在TCP套接口接收数据过程中,如果套接口接收缓存已经大于限定的套接口缓存限值,或者TCP系统占用的缓存已超过限定的总阈值,内核将使用tcp_prune_queue函数尝试回收接收队列占用的缓存。首先使用tcp_collapse_ofo_queue函数尝试合并out_of_order_queue队列中的重复数据,之后使用tcp_collapse函数尝试将sk_receive_queue队列中的数据折叠到少量的skb结构中;最后如果接收缓存还是占用过高,调用函数tcp_prune_ofo_queue删除out_of_order_queue队列中的数据包。
目前看最新的改动原则有:
/*
* Clean the out-of-order queue to make room.
* We drop high sequences packets to :
* 1) Let a chance for holes to be filled.
* This means we do not drop packets from ooo queue if their sequence
* is before incoming packet sequence.
* 2) not add too big latencies if thousands of packets sit there.
* (But if application shrinks SO_RCVBUF, we could still end up
* freeing whole queue here)
* 3) Drop at least 12.5 % of sk_rcvbuf to avoid malicious attacks.
*
* Return true if queue has shrunk.
*/
1、让漏洞有机会被填补。这意味着如果数据包的序列位于传入数据包序列之前。
2、如果有数千个数据包停留在那里,则不会增加太大的延迟。(但如果应用程序缩小 SO_RCVBUF,我们仍然可能会此处释放整个队列)
针对这一块最新的内核改动如下:
/*
* Clean the out-of-order queue to make room.

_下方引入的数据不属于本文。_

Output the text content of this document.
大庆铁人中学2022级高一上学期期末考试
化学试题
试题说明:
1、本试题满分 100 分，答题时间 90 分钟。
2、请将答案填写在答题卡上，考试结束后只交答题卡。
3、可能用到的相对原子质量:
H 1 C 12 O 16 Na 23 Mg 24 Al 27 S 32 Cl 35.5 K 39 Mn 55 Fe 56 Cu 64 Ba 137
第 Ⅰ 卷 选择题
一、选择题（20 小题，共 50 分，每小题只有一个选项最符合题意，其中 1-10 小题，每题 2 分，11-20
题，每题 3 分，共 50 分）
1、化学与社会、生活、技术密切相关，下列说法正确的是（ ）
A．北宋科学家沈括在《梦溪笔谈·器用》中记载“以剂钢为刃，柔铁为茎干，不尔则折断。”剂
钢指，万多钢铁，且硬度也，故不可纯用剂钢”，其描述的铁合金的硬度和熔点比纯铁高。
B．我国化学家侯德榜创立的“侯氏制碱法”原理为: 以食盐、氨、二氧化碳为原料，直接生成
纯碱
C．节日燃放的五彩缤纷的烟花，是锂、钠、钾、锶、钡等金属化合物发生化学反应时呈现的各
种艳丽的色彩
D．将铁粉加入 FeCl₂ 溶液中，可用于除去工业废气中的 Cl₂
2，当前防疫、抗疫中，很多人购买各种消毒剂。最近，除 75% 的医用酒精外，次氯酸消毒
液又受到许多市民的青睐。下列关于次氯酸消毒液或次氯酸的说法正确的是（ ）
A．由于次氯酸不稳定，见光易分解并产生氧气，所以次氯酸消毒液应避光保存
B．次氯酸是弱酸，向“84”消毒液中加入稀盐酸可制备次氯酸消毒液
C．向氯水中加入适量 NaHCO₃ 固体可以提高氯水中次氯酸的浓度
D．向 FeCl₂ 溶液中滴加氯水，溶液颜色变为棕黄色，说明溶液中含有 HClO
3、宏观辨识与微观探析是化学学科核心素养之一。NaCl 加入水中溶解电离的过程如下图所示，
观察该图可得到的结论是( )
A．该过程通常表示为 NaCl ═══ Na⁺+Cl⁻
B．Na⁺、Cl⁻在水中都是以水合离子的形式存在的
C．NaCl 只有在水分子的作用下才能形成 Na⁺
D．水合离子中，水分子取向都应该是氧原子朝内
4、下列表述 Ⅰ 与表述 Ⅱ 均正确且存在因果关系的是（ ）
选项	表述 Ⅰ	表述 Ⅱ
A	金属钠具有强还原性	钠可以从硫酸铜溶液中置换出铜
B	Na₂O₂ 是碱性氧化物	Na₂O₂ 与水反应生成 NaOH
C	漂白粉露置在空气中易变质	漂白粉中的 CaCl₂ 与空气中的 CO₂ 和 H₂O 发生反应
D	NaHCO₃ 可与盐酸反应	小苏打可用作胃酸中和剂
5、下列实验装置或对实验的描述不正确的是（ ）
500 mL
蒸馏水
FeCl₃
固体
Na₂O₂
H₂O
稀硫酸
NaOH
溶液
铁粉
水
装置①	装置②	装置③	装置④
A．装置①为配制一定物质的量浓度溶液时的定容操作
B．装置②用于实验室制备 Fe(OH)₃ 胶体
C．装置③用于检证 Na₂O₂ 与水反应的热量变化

* We drop high sequences packets to :
* 1) Let a chance for holes to be filled.
* This means we do not drop packets from ooo queue if their sequence
* is before incoming packet sequence.
* 2) not add too big latencies if thousands of packets sit there.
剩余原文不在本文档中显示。